357話 夏の思い出? 市尼の1

昨日は、我が母校・市立尼崎高校高校野球夏の県大会、準決勝で敗退というしごく残念な日であった。昨年は決勝で破れており、甲子園を目の前にして、我が後輩たちは2年続けて涙を飲んだようである。

準々決勝まで破竹の勢いで勝ち進んだ我が母校であったが、神戸国際大付属の前に、6対2で破れたのである。

兵庫県のご当地UHF「サンテレビ」で中継を見た。なつかしい明石球場である。筆者在学の折りには、一年生の際に決勝で破れ、2年生時はベスト8か16。そして3年時に再び決勝進出して、やはり涙を飲んだ。

1年時には「おいおい、野球部が決勝に出てるで、応援いこうで」というようなことで、何の気なしに明石球場に行ったのである。野球部のベンチ入りできない同級生たちが炎天下で学生服で応援団をやっていた。優しい筆者は、死にそうな顔でリーダーをするM尾浩二くんに、持っていた冷たい飲み物を差し出した。

応援の隙をぬってM尾くんは言った。

「O田のおっさん、(体育教諭で生徒指導部長)、テレビに映るようになったら急にきて(※ベスト8の試合からサンテレビで放映される)偉そうにあれこれ指図しよんねん」

おお。まさしく。O田先生は、チャーリーブラウン風の髪型に、スッポンのように首を突きだしてあれこれ指図しているのであった。なんとなくM尾くんの言う「テレビに映るようになったら急にきて」のフレーズが脳裏に残った筆者だったのであった。

それが高校一年生、夏のことだった。(ここは『北の国から』の黒板純くんふうに読んでほしい)

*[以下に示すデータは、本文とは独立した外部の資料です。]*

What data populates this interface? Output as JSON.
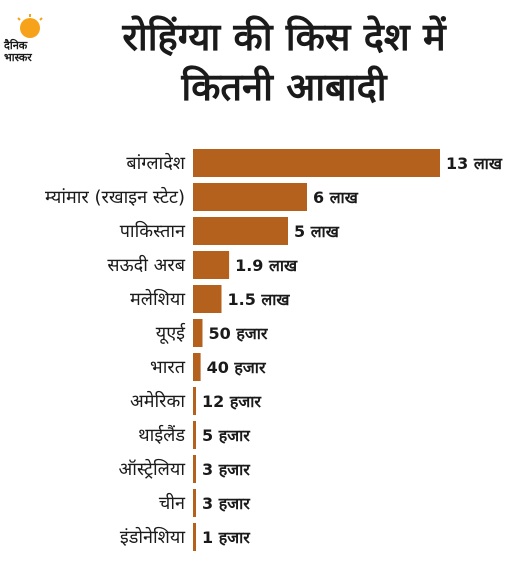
{
  "logo": {
    "line1": "दैनिक",
    "line2": "भास्कर",
    "accent": "#f7a21b"
  },
  "title": {
    "line1": "रोहिंग्या की किस देश में",
    "line2": "कितनी आबादी"
  },
  "colors": {
    "bar": "#b4611e",
    "text": "#1a1a1a"
  },
  "chart_data": {
    "type": "bar",
    "orientation": "horizontal",
    "categories": [
      "बांग्लादेश",
      "म्यांमार (रखाइन स्टेट)",
      "पाकिस्तान",
      "सऊदी अरब",
      "मलेशिया",
      "यूएई",
      "भारत",
      "अमेरिका",
      "थाईलैंड",
      "ऑस्ट्रेलिया",
      "चीन",
      "इंडोनेशिया"
    ],
    "values": [
      1300000,
      600000,
      500000,
      190000,
      150000,
      50000,
      40000,
      12000,
      5000,
      3000,
      3000,
      1000
    ],
    "data_labels": [
      "13 लाख",
      "6 लाख",
      "5 लाख",
      "1.9 लाख",
      "1.5 लाख",
      "50 हजार",
      "40 हजार",
      "12 हजार",
      "5 हजार",
      "3 हजार",
      "3 हजार",
      "1 हजार"
    ],
    "title": "रोहिंग्या की किस देश में कितनी आबादी",
    "xlabel": "",
    "ylabel": "",
    "grid": false,
    "legend": "none"
  }
}
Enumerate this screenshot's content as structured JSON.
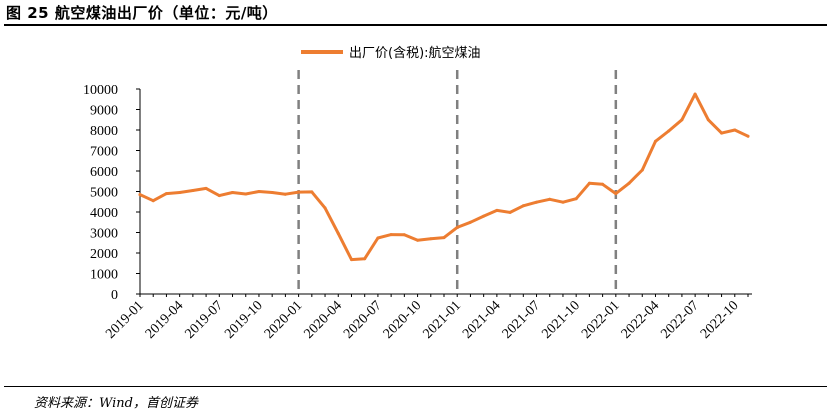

また富良野に冬が来た。富良野に冬が来たら、少し遅れて自動的に尼崎も冬だった。(秋だったかな?)今度は市立尼崎高校女子バレー部が、県大会決勝に進んだ(らしい)。体育教諭が担任のクラスの友人が「おい、津田。バレー部が決勝でな、テレビで放映されるらしいんや。ほんでな、応援団作れやて。お前団長な」

実に安易でいい加減な我が母校である。しかしすこぶる効率的である。なぜなら数時間後には応援団が結成されていたからである。各学年2クラスのみ、という山間部の過疎高校の話ではない。各クラス45名10クラスの一学年450人という規模である。市尼教師軍団は生徒の勘所を押さえていたようである。各クラスに通達をし、クラスごとに有志をつのり、(または人数を割り当て)選挙でリーダーを選ぶ、というような民主的な手続きを一切無視し、こいつとこいつとこいつに話を向けたら、目立ちたがり屋が自動的に集まる、ということを見抜き、ご指名一発でことを進めたのであった。